Feast’s blonde stepped forward. “Your servant—”
“You’re hardly an impartial witness, Isabella,” Lucas said. “And Miranda is not my housekeeper, maid or servant.” He shook his head, amazed that he’d never noticed Isabella’s intellectual shortcomings.
“Feast took her book,” Garrison said from his corner far out of the fray. “Then he hit her with it.”
A storm brewed on Lucas’s face. He tugged Feast to his feet and slammed him against the nearest wall, to Isabella’s screams.
“It was an accident,” Feast insisted as his band mates scattered.
Miranda grabbed Lucas’s arm. “It really was an accident. He was teasing me. I overreacted. We were just playing around, right Feast? Mr.
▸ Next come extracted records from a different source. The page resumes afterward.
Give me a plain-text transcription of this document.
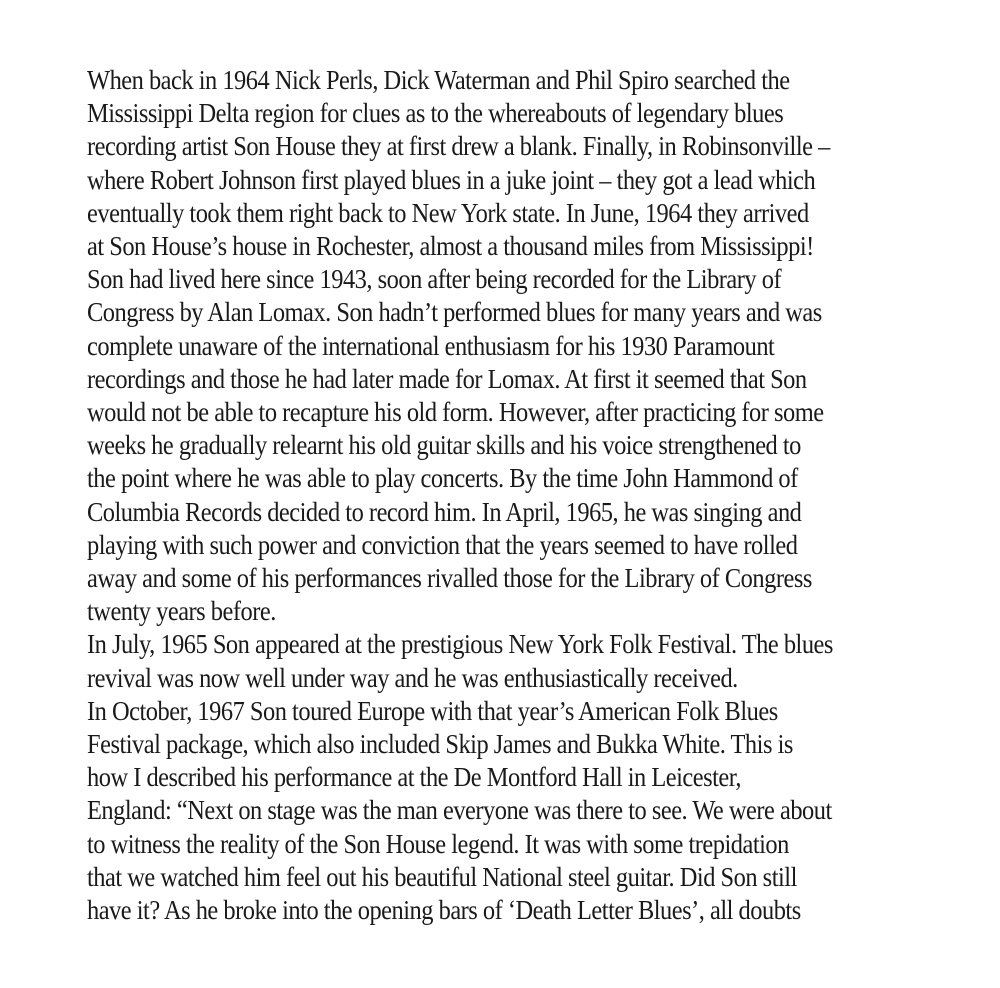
When back in 1964 Nick Perls, Dick Waterman and Phil Spiro searched the
Mississippi Delta region for clues as to the whereabouts of legendary blues
recording artist Son House they at first drew a blank. Finally, in Robinsonville –
where Robert Johnson first played blues in a juke joint – they got a lead which
eventually took them right back to New York state. In June, 1964 they arrived
at Son House’s house in Rochester, almost a thousand miles from Mississippi!
Son had lived here since 1943, soon after being recorded for the Library of
Congress by Alan Lomax. Son hadn’t performed blues for many years and was
complete unaware of the international enthusiasm for his 1930 Paramount
recordings and those he had later made for Lomax. At first it seemed that Son
would not be able to recapture his old form. However, after practicing for some
weeks he gradually relearnt his old guitar skills and his voice strengthened to
the point where he was able to play concerts. By the time John Hammond of
Columbia Records decided to record him. In April, 1965, he was singing and
playing with such power and conviction that the years seemed to have rolled
away and some of his performances rivalled those for the Library of Congress
twenty years before.
In July, 1965 Son appeared at the prestigious New York Folk Festival. The blues
revival was now well under way and he was enthusiastically received.
In October, 1967 Son toured Europe with that year’s American Folk Blues
Festival package, which also included Skip James and Bukka White. This is
how I described his performance at the De Montford Hall in Leicester,
England: “Next on stage was the man everyone was there to see. We were about
to witness the reality of the Son House legend. It was with some trepidation
that we watched him feel out his beautiful National steel guitar. Did Son still
have it? As he broke into the opening bars of ‘Death Letter Blues’, all doubts
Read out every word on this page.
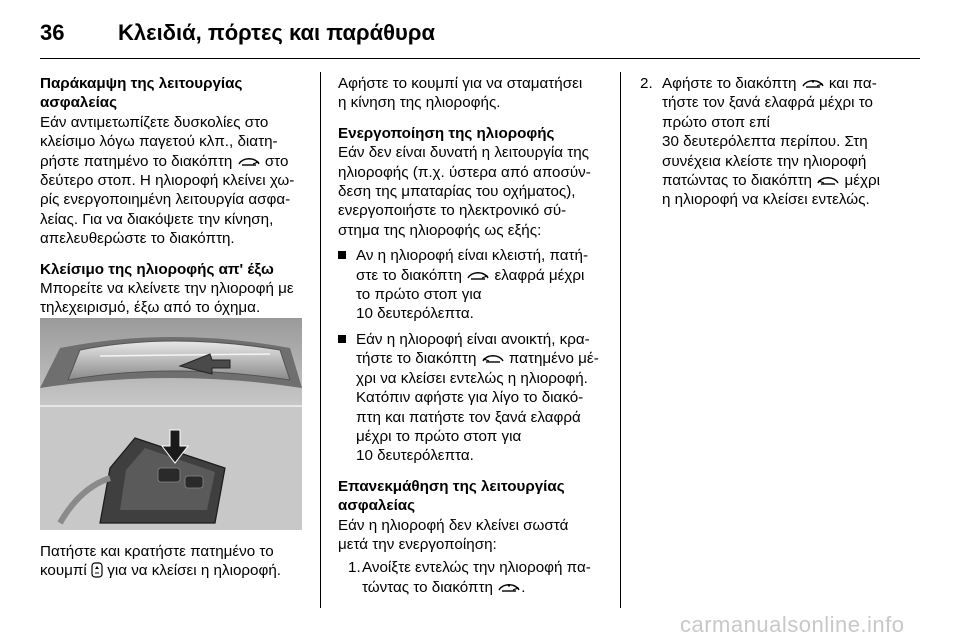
36 Κλειδιά, πόρτες και παράθυρα
Παράκαμψη της λειτουργίας
ασφαλείας
Εάν αντιμετωπίζετε δυσκολίες στο
κλείσιμο λόγω παγετού κλπ., διατη-
ρήστε πατημένο το διακόπτη στο
δεύτερο στοπ. Η ηλιοροφή κλείνει χω-
ρίς ενεργοποιημένη λειτουργία ασφα-
λείας. Για να διακόψετε την κίνηση,
απελευθερώστε το διακόπτη.
Κλείσιμο της ηλιοροφής απ' έξω
Μπορείτε να κλείνετε την ηλιοροφή με
τηλεχειρισμό, έξω από το όχημα.
Πατήστε και κρατήστε πατημένο το
κουμπί για να κλείσει η ηλιοροφή.
Αφήστε το κουμπί για να σταματήσει
η κίνηση της ηλιοροφής.
Ενεργοποίηση της ηλιοροφής
Εάν δεν είναι δυνατή η λειτουργία της
ηλιοροφής (π.χ. ύστερα από αποσύν-
δεση της μπαταρίας του οχήματος),
ενεργοποιήστε το ηλεκτρονικό σύ-
στημα της ηλιοροφής ως εξής:
Αν η ηλιοροφή είναι κλειστή, πατή-
στε το διακόπτη ελαφρά μέχρι
το πρώτο στοπ για
10 δευτερόλεπτα.
Εάν η ηλιοροφή είναι ανοικτή, κρα-
τήστε το διακόπτη πατημένο μέ-
χρι να κλείσει εντελώς η ηλιοροφή.
Κατόπιν αφήστε για λίγο το διακό-
πτη και πατήστε τον ξανά ελαφρά
μέχρι το πρώτο στοπ για
10 δευτερόλεπτα.
Επανεκμάθηση της λειτουργίας
ασφαλείας
Εάν η ηλιοροφή δεν κλείνει σωστά
μετά την ενεργοποίηση:
1. Ανοίξτε εντελώς την ηλιοροφή πα-
τώντας το διακόπτη .
2. Αφήστε το διακόπτη και πα-
τήστε τον ξανά ελαφρά μέχρι το
πρώτο στοπ επί
30 δευτερόλεπτα περίπου. Στη
συνέχεια κλείστε την ηλιοροφή
πατώντας το διακόπτη μέχρι
η ηλιοροφή να κλείσει εντελώς.
carmanualsonline.info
Feast?”
Lucas held him a moment longer before releasing him with a little push. “You’ll go too far one of these days, mate.” He cupped Miranda’s face. She seemed none the worse for the experience. Unlike Feast, she actually looked like she had enjoyed the scrape. “I’ll dress and then I’ll take you home.”
“Izzy’s got a friend in, Fletch,” Feast said. Miranda followed his line of sight toward the bar, where a buxom redhead sucked on a maraschino cherry. “Come back to the hotel with us. You’re well overdue for a some good fun.”
Miranda, convinced that her spine was telescoping, made an effort to stand taller.
“I have other plans, Feast,” Lucas said sharply.
“What?” Feast said, shrugging a shoulder. “You and Yoko have tickets for a midnight mumblety-peg tournament?”
“Give Miranda her coat, Wet.” Lucas fixed his dark gaze on Feast. “We’ll be leaving soon.”
“Look at yourself, Fletch,” Feast demanded. “You’re a love-struck poof! You’re supposed to be our dark, brooding god of sex, not bloody Hugh Grant pining after Divine Brown!”
Lucas’s knuckles cracked as his hands fisted at his sides. He fixed a cold stare on his oldest friend. “Don’t make any plans for tomorrow. You and I need to talk.”
“Agreed.” Feast shot a withering look at Miranda.
Lucas left her alone again, to get dressed. Miranda half hoped for another round with Feast, but he disappointed her by collecting Isabella and her redheaded friend and leaving. Garrison tugged Miranda’s coat from Wet Willie, and helped her into it. The coat was damp and warm, evidence as to the origin of Wet’s nickname.
“I didn’t mean to cause a fight,” Miranda said. “I’m sorry I disrupted your band.”
Garrison returned her book to her. “Lucas has to smash Feast’s face in a’ least once every couple ‘a years. Feast needs it. ‘E never got his arse kicked in enough at Oxford, the spoiled wanker.”
“Feast went to Oxford?” Miranda was surprised.